Au Canada, les compétences en matière d’eau reviennent au gouvernement fédéral et des lois datant de l’époque coloniale interdisent aux communautés autochtones de gérer leurs propres systèmes d’eau. Le gouvernement canadien s’est engagé à effectuer des réparations, réussissant à lever 127 avis à long terme sur l’eau potable depuis novembre 2015, date à laquelle l’actuel Premier ministre, Justin Trudeau, a pris ses fonctions.
Lors de sa campagne en 2015, Justin Trudeau avait promis de mettre fin au manque d’eau potable dans les communautés des Premières Nations en cinq ans. Si des progrès ont bien été réalisés, des dizaines de réserves autochtones n’y ont toujours pas accès, alors que le problème dure depuis des décennies. Les 374 résidents de la Première Nation de Neskantaga, en Ontario, vivent sans eau potable depuis 1995. Les résidents de Shoal Lake 40, eux, ont enfin eu accès à l’eau potable en septembre 2021, après avoir passé 24 ans sous le coup d’un avis concernant l’eau potable.
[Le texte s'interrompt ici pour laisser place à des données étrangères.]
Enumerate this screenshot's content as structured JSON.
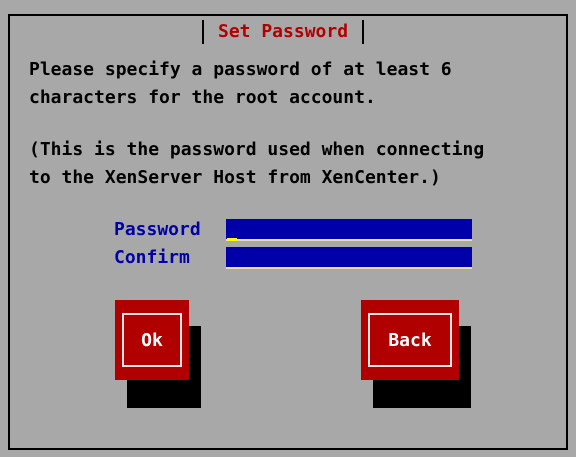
{
  "dialog": {
    "title": "Set Password",
    "instruction_line1": "Please specify a password of at least 6",
    "instruction_line2": "characters for the root account.",
    "note_line1": "(This is the password used when connecting",
    "note_line2": "to the XenServer Host from XenCenter.)"
  },
  "form": {
    "password_label": "Password",
    "password_value": "",
    "confirm_label": "Confirm",
    "confirm_value": ""
  },
  "buttons": {
    "ok_label": "Ok",
    "back_label": "Back"
  },
  "colors": {
    "background": "#a8a8a8",
    "title": "#b00000",
    "label": "#0000a8",
    "field": "#0000a8",
    "button": "#b00000"
  }
}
« Nous avons la chance de pouvoir acheter à un prix abordable de l’eau potable »
Brennen McGuire espère que sa maison sera raccordée d’ici trois ans à un nouveau système de distribution d’eau récemment financé par le gouvernement dans le territoire mohawk. En attendant, il faut s’adapter quotidiennement au manque d’eau :
Nous sommes privilégiés dans la mesure où, pour nous laver les mains et nous doucher, nous utilisons l’eau de nos robinets. Pour nous assurer qu’elle n’est pas contaminée, nous y ajoutons de l’eau de Javel. Malheureusement, cela a des effets sur la peau…. Et cela rend l’eau définitivement imbuvable. Mais pour s’assurer que nous pouvons nous doucher, faire la vaisselle et faire toutes les choses que les gens normaux peuvent faire, nous devons mettre de l’eau de Javel dans notre système de filtration.
Nous avons la chance de pouvoir acheter à un prix abordable de l’eau [potable]. Nous avons plusieurs stations d’eau potable où nous pouvons remplir des bidons.
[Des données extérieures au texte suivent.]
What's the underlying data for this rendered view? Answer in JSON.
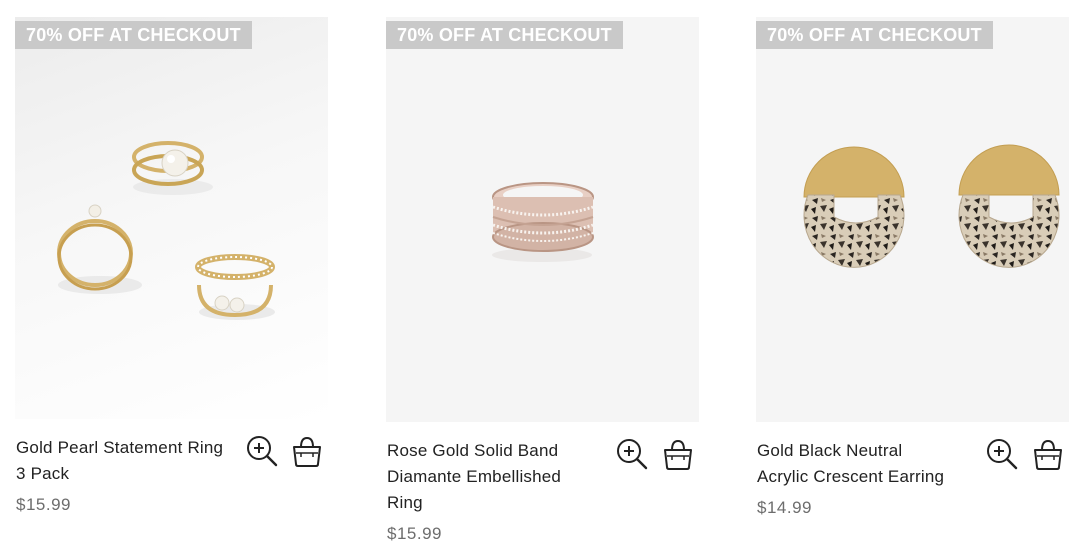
{
  "products": [
    {
      "badge": "70% OFF AT CHECKOUT",
      "title": "Gold Pearl Statement Ring 3 Pack",
      "price": "$15.99",
      "image_icon": "gold-pearl-rings-image"
    },
    {
      "badge": "70% OFF AT CHECKOUT",
      "title": "Rose Gold Solid Band Diamante Embellished Ring",
      "price": "$15.99",
      "image_icon": "rose-gold-ring-image"
    },
    {
      "badge": "70% OFF AT CHECKOUT",
      "title": "Gold Black Neutral Acrylic Crescent Earring",
      "price": "$14.99",
      "image_icon": "crescent-earring-image"
    }
  ],
  "icons": {
    "zoom": "zoom-in-icon",
    "bag": "shopping-bag-icon"
  },
  "colors": {
    "badge_bg": "#c9c9c9",
    "badge_text": "#ffffff",
    "title_text": "#222222",
    "price_text": "#6d6d6d",
    "gold": "#d4b26a"
  }
}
« Il y a des gens qui ont soif, et qui n’ont pas accès à l’eau »
Toutes les communautés autochtones ne sont pas proches des villes ou des installations de traitement des eaux. Certaines réserves autochtones ne sont accessibles que par avion, ce qui rend encore plus difficile l’acheminement de l’eau :
Il y a des réserves dans le nord du Canada qui ne sont accessibles que par avion. Pour les habitants, les ressources sont très chères : un pack de 20 bouteilles d’eau peut coûter entre 40 et 90 dollars [28 et 63 euros], c’est absurde. Il faudrait rendre ces produits abordables pour eux, mais aussi trouver une solution pour qu’ils n’aient pas à acheter de l’eau.
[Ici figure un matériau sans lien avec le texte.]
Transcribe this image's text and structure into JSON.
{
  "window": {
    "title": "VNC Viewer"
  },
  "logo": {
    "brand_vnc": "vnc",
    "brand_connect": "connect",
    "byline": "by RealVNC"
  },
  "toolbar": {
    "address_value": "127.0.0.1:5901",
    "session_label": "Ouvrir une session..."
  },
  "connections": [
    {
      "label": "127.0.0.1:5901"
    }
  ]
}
Des gens ont soif, et n’ont pas accès à l’eau. C’est terrifiant de se retrouver dans cette situation. Je pense que ça affecte véritablement la santé mentale de beaucoup de personnes. Il y a le sentiment que le gouvernement ne se soucie pas de notre peuple.
Avant la colonisation, les peuples autochtones se distribuaient l’eau de façon égale. Il s’agissait de ressources que nous avions en abondance. Puis, la colonisation est arrivée et tout à coup, nos ressources en eau douce, nos forêts… cette nature a été polluée et détruite. La meilleure chose à faire pour l’avenir est de restaurer nos lacs et nos forêts, et de faire preuve de plus d’attention envers la Terre Mère.
En décembre 2021, le gouvernement canadien s’est engagé à verser près de 8 milliards (environ 7 milliards d’euros) de dollars pour mettre fin aux problèmes de la qualité de l’eau dans des dizaines de communautés autochtones. Cet accord a été conclu avec des leaders de plusieurs communautés des Premières Nations, qui ont intenté des procès en action collective pour obtenir des dommages et intérêts après des décennies de mauvaise qualité de l’eau.
Cette entente prévoit également que le gouvernement remplace les lois existantes sur l’eau afin de créer une gestion plus équitable des systèmes d’eau potable dans les communautés autochtones.